Os colegas disseram-lhe no entanto que guardavam alguma distância do Mercedes, cujo motorista dirigia muito mal, era obviamente inexperiente e aparentemente não estava acostumado com aquele carro. Os fotógrafos explicaram a Chancellor que seguiam o carro não para tirar fotos no percurso, mas para saber onde o casal passaria a noite.

Sessenta e duas horas depois da primeira notícia do acidente, Chancellor ainda se mostrava confuso e chocado ontem, ao falar ao Estado, de Londres, pelo telefone.
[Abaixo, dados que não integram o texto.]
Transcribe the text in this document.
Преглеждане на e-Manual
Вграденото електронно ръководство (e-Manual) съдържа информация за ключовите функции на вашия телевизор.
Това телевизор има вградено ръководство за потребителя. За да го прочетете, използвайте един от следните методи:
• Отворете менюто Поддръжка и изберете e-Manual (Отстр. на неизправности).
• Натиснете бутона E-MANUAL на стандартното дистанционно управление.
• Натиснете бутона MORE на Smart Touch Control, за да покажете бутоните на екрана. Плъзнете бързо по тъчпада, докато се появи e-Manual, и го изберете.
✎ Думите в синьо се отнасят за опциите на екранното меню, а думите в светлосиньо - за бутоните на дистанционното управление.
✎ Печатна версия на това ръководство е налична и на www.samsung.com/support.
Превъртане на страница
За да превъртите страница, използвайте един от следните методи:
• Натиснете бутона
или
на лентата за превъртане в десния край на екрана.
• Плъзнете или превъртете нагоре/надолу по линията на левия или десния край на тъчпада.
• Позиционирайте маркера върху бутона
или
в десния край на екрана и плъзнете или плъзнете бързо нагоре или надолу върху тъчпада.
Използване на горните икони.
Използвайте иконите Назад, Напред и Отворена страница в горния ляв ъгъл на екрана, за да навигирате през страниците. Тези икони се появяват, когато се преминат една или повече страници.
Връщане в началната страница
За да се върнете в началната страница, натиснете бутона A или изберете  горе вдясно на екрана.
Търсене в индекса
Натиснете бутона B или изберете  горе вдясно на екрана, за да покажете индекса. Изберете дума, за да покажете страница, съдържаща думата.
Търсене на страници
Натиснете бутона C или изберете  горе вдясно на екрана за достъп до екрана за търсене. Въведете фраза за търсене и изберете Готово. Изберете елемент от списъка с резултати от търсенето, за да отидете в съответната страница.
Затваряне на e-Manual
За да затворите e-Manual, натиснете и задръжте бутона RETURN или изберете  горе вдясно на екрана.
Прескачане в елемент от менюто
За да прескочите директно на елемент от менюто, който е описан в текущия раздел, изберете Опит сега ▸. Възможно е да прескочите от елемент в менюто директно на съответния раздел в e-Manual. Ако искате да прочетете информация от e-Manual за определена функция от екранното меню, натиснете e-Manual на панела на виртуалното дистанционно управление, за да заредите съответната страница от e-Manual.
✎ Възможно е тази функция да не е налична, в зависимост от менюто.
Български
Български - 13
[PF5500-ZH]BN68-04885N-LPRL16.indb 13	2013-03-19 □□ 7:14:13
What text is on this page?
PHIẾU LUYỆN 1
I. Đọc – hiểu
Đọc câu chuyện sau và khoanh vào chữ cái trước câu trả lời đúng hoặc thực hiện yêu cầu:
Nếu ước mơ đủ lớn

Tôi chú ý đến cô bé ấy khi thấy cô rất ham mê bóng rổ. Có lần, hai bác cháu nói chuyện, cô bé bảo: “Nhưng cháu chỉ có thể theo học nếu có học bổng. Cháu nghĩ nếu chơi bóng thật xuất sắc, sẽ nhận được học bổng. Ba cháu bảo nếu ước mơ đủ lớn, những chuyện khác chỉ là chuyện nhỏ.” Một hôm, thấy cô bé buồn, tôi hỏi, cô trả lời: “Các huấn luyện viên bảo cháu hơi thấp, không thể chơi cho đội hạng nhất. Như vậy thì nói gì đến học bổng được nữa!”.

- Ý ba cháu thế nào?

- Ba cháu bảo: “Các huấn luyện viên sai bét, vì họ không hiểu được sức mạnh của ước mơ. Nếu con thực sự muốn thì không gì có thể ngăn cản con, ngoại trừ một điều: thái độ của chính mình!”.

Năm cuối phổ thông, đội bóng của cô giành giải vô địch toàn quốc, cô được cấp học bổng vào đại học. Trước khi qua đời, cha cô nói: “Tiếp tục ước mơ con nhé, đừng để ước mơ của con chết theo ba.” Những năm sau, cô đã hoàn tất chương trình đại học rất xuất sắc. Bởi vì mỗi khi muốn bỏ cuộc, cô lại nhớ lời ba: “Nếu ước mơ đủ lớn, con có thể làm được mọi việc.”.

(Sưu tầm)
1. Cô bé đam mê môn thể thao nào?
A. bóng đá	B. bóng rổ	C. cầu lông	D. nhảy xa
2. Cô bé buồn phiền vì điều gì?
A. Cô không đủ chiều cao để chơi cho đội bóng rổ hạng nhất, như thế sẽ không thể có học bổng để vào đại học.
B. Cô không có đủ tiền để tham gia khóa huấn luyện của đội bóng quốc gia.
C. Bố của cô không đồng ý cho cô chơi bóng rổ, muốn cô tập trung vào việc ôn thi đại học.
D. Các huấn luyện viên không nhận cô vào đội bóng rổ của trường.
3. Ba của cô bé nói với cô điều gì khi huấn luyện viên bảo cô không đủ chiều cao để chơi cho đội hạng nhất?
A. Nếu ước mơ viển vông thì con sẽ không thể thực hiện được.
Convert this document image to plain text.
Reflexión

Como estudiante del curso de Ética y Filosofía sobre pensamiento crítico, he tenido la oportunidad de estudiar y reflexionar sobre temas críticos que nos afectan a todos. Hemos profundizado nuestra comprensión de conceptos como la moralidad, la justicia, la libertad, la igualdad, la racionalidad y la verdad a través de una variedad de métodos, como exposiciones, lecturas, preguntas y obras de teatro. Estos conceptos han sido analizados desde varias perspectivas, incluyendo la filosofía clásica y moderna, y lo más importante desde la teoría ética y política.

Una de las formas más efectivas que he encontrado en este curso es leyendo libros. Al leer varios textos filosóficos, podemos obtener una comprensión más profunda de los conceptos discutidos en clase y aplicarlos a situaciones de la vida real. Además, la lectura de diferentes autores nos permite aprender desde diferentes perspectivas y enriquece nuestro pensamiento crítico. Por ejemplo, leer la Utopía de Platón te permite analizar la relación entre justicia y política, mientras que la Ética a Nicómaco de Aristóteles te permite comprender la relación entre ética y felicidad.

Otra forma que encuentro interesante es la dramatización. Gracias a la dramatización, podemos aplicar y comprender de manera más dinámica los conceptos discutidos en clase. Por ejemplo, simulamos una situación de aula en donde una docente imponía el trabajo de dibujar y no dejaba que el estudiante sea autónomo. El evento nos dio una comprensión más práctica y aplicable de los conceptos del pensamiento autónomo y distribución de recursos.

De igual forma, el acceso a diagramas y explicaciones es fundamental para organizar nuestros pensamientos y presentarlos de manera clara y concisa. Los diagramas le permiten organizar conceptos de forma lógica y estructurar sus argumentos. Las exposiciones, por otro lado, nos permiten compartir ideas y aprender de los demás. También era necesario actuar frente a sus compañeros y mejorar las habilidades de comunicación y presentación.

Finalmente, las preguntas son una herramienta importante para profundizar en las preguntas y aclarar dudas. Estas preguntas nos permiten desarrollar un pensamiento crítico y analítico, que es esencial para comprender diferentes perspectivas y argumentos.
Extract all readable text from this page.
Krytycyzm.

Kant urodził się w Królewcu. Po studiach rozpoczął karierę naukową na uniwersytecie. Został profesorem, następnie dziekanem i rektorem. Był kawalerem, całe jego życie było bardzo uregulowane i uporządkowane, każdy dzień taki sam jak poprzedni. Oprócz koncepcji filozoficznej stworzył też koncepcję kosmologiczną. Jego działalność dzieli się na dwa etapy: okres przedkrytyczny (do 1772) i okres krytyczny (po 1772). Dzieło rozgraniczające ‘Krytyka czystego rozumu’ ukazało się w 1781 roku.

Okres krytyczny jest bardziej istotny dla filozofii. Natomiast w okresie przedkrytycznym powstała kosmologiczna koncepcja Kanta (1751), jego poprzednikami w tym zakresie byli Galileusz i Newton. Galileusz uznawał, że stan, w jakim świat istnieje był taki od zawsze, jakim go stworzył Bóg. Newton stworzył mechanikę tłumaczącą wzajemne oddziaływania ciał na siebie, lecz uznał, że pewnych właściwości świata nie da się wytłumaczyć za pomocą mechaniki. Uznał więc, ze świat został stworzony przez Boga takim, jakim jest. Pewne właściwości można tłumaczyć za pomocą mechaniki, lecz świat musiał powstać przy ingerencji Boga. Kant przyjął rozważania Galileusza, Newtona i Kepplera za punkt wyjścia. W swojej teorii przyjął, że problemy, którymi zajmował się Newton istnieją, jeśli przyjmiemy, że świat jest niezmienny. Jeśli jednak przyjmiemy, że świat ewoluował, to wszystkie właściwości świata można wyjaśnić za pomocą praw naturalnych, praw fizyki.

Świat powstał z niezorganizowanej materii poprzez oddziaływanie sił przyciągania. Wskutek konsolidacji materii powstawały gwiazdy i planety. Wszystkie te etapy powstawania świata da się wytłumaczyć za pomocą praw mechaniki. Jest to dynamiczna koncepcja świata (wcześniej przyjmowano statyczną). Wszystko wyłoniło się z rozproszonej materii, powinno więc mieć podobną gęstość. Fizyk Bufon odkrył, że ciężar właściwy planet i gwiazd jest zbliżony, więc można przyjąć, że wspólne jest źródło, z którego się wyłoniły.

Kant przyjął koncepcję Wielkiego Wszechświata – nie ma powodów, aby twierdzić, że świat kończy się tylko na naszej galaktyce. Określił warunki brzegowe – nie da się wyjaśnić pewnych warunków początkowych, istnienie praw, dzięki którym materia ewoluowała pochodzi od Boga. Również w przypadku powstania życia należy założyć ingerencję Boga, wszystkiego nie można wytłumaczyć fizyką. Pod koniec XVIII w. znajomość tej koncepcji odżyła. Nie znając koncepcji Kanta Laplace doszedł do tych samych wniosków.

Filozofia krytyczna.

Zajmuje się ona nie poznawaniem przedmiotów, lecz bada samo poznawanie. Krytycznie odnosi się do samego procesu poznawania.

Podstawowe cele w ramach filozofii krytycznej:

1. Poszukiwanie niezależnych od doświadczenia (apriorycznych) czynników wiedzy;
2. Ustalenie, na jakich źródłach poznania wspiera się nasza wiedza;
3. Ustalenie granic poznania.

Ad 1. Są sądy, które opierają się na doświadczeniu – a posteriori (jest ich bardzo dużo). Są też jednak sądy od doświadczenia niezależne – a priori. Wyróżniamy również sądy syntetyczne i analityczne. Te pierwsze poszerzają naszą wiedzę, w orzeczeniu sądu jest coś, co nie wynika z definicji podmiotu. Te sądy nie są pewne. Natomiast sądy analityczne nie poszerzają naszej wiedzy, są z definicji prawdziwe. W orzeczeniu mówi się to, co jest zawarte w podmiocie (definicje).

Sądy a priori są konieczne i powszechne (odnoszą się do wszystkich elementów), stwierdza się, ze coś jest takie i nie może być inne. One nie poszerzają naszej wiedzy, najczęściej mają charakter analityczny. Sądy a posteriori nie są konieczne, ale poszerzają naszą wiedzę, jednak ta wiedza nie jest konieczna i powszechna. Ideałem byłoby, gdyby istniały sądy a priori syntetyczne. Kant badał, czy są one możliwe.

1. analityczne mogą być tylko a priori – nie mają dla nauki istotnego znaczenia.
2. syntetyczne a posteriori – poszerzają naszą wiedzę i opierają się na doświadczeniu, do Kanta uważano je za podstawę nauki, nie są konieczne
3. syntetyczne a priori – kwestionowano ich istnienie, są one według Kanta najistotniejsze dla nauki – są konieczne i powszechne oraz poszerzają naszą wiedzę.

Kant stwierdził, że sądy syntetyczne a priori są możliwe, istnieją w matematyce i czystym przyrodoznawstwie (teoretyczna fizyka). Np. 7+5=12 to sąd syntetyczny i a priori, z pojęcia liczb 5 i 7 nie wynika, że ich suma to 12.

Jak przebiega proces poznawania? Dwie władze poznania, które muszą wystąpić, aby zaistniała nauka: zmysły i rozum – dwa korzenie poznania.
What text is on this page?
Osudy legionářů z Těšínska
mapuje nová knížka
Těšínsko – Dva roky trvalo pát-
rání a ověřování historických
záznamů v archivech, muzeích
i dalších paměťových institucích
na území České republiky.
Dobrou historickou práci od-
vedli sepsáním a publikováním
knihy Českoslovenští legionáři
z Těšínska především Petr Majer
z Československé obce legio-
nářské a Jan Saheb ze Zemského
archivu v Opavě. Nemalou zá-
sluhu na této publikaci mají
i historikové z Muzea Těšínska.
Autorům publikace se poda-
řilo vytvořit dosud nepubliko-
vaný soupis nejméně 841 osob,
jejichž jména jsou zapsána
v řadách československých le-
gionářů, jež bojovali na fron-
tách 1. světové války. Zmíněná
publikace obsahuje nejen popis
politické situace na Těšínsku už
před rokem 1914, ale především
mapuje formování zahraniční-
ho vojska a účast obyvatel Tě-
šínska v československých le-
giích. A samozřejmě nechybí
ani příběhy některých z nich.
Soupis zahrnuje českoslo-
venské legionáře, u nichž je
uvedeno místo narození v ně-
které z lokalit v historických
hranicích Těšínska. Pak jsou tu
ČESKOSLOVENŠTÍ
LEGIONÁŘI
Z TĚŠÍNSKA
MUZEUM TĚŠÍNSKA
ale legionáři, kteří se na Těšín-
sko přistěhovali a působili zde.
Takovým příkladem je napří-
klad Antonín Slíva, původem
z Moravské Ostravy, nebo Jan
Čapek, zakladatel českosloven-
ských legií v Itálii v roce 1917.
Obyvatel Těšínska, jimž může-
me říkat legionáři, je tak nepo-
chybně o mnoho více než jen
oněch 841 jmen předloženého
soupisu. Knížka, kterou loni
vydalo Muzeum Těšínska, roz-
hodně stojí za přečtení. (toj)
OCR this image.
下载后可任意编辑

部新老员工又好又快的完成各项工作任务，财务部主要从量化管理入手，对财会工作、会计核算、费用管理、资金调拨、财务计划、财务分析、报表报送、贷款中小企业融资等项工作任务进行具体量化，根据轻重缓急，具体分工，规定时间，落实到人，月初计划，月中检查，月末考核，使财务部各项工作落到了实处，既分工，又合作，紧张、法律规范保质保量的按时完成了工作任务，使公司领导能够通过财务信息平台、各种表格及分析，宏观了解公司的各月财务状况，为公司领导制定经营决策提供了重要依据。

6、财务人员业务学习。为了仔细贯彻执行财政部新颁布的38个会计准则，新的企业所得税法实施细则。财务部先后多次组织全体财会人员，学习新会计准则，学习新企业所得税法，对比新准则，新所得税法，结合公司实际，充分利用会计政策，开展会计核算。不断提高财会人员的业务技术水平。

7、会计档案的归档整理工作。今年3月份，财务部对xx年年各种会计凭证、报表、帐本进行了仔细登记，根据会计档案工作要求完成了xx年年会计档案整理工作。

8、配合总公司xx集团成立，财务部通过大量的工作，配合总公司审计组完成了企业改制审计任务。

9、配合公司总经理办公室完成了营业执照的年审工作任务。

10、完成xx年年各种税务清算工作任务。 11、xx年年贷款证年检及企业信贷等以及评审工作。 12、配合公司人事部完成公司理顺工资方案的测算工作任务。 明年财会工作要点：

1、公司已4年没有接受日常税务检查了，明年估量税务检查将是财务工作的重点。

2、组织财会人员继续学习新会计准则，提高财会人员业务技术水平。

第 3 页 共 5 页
O experiente fotógrafo, há 15 anos especializado na familia real, tinha um convivio muito intenso com a princesa, alvo permanente dos paparazzi.

Seus flagrantes de Diana, negociados pela agencia Alph de Londres, percorreram o mundo nessa década e meia, alcançando frequentemente algumas centenas de milhares de dólares por unidade, pagas por tablóides ingleses e do continente, sequiosos de histórias picantes e de tudo o que se referisse à personagem mais glamourosa da nobreza britânica.

O trabalho tem levado Chancellor a todos os cantos do mundo. incluindo o Brasil, quando a princesa esteve aqui. “Viajei inúmeras vezes com Diana e em diversas ocasiões passamos por situações de risco, mas sempre acreditei que com a princesa de Gales nada poderia acontecer”, diz o fotógrafo. “Diana supostamente teria de estar sempre com os melhores guarda-costas, o melhor motorista, o melhor carro, o avião mais seguro que poderiam existir.”

Chancellor considera “surrealista que Diana possa ter morrido num acidente de carro que matou três pessoas, sem envolver outro veículo, com um motorista alcoolizado”. O fotógrafo tem a mesma idade de Diana, 36 anos, e mostrou-se também perplexo com a morte de uma pessoa tão nova por uma causa tão brutal e absurda – pelo menos para os padrões da Europa Ocidental, onde o trânsito não tem a feição selvagem assumida no Brasil.

Chancellor confirma que a notícia de que o motorista estava alcoolizado trouxe certo alívio para a categoria. Entretanto, o fotógrafo não tem dúvidas de que “a curto prazo o episódio vai afetar enormemente a profissão, porque este é o momento de encontrar alguém para culpar pela morte de Diana, e o alvo lógico são os jornalistas”.